Finding Orion
Daily problems can seem so large until you go outside and realize how very small we all are. We are only here for a brief time and no matter how much we agonize over problems, the vast universe will still inspire us and keep us in balance.
I teach a freshman seminar in the Sharpe Communtiy Scholars Program. It is a writing intensive course that urges students to examine the various pathways of engagement that they navigate over time. The course provides students the opportunity to confront conflicting values and beliefs and to use that disorientation as a tool of integration and growth for developing their own paths of civic engagement. I do not tell students what to think; they learn how to think more citically. Students are assigned to read all sorts of conflicting material. This is difficult. It is both exhilarating and frustrating. It is what how the class works best though. Students are urged to get the facts, sort through them and then take a stand.
It can also take the soul out of engagement. So together we infuse inspiration injections into the class. Here’s an example that I wrote recently. It’s a little bit about service, a little bit about college and a lot about life perspective.
Good evening. Thank you for convening at such short notice. You must be a bit anxious having been called to a company meeting by the CEO. I assure you my message will be short, yet with great purpose. I stand for you tonight a tired and defeated. Life has taken its toll. I have been fighting a losing battle for some 35 years and tonight I am resigned to admit my failure. Effective immediately I am stepping down as the CEO. I will begin my retirement, or rebirth tomorrow.
Now, the real message I submit is one that is much more significant. I have listened to others communicate this very same message to me, countless times I bet, if only I had been willing to listen. Most of you do not know me. Sure, my name is on your paycheck and more than a few of you step more quickly when you see me approaching your office. Revenue is up and job creation is at an all time high. Our Board considers me successful, but I have failed at the most important game in life. That is living it. I have missed so much.
Let me tell you a little bit about myself. I was born outside of Detroit, Michigan. I am the eldest son in a family of four. My mother stayed home to raise me and my brother and my father stayed at work to make sure enough money made its way home. He was a kind and gentle soul and according to his colleagues he loved both me and my brother dearly. He never made it to baseball and soccer games and he did not witness my spelling bee victory. He never met my prom date and his job kept him from teaching me to drive. My father passed away a year after he retired and at his funeral I finally learned about his affection for his family. For a time I was determined not to be like my father, but that faded. I was sent off to college with heavy expectation to succeed.
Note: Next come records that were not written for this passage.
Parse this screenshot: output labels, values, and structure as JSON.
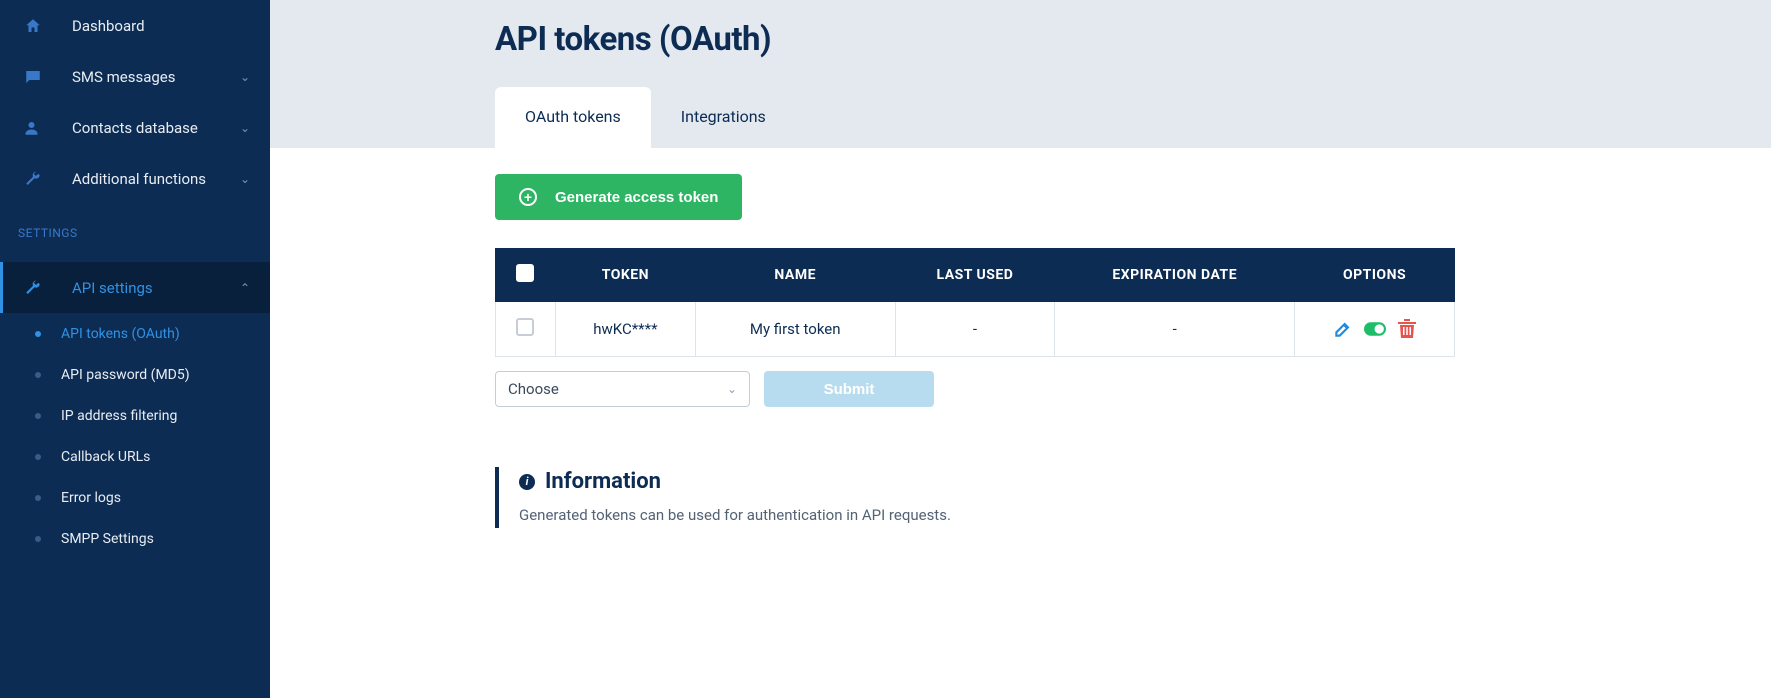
{
  "sidebar": {
    "items": [
      {
        "label": "Dashboard",
        "icon": "home"
      },
      {
        "label": "SMS messages",
        "icon": "chat",
        "chev": true
      },
      {
        "label": "Contacts database",
        "icon": "user",
        "chev": true
      },
      {
        "label": "Additional functions",
        "icon": "wrench",
        "chev": true
      }
    ],
    "section_header": "SETTINGS",
    "api_settings_label": "API settings",
    "subs": [
      {
        "label": "API tokens (OAuth)",
        "active": true
      },
      {
        "label": "API password (MD5)"
      },
      {
        "label": "IP address filtering"
      },
      {
        "label": "Callback URLs"
      },
      {
        "label": "Error logs"
      },
      {
        "label": "SMPP Settings"
      }
    ]
  },
  "page": {
    "title": "API tokens (OAuth)",
    "tabs": [
      {
        "label": "OAuth tokens",
        "active": true
      },
      {
        "label": "Integrations"
      }
    ]
  },
  "generate_button": "Generate access token",
  "table": {
    "headers": [
      "TOKEN",
      "NAME",
      "LAST USED",
      "EXPIRATION DATE",
      "OPTIONS"
    ],
    "row": {
      "token": "hwKC****",
      "name": "My first token",
      "last_used": "-",
      "expiration": "-"
    }
  },
  "choose_label": "Choose",
  "submit_label": "Submit",
  "info": {
    "title": "Information",
    "text": "Generated tokens can be used for authentication in API requests."
  }
}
In college I was paired with a roommate that could not have been more different than me. He had an ease in his step and he took every opportunity to experience life OUTSIDE of the classroom. He made it a point to act childish ever chance he got. He was known for his spontaneity and at the time I considered it procrastination.
Each night he would escape from our room just about the time I was ready to settle in to sleep. Sometimes he would be gone for just a few minutes and other times I fell asleep before he returned. One cold night in January I asked him where he went. He humbly replied that every night he looks to the sky to find the constellation Orion, the hunter. Sometimes it takes a while to make it out, sometimes he is unsuccessful and some nights it glimmers bright as though he can reach up and touch it.
What could he be hunting for?
He told me that no matter where he is, and no matter what the challenges he searches out Orion as a way to re-center himself. Daily problems can seem so large until you go outside and realize how very small we all are. We are only here for a brief time and no matter how much we agonize over problems, the vast universe will still inspire us and keep us in balance.
I concluded quickly that his effort to be balanced each night was but a childlike ritual that would surely fade with age and wisdom. I did not stay in contact with my freshman roommate. We exchanged cards sporadically for a decade or so after graduation. He married his college sweetheart and settled in the country on several acres of land. He had three children I believe and he once remarked at how clear Orion is in the country.
I never married and subsequently I do not have children. I have never experienced love. I could have, I bet, if I looked for it. I have been succesful in my work, but maybe not in life. I have to find the right path, the path that finds purpose and meaning.
I went outside last night and for the first time I looked up to the heavens to seek out Orion. I did not know where to look. I must find my Orion. I hope you will too, now, rather than later.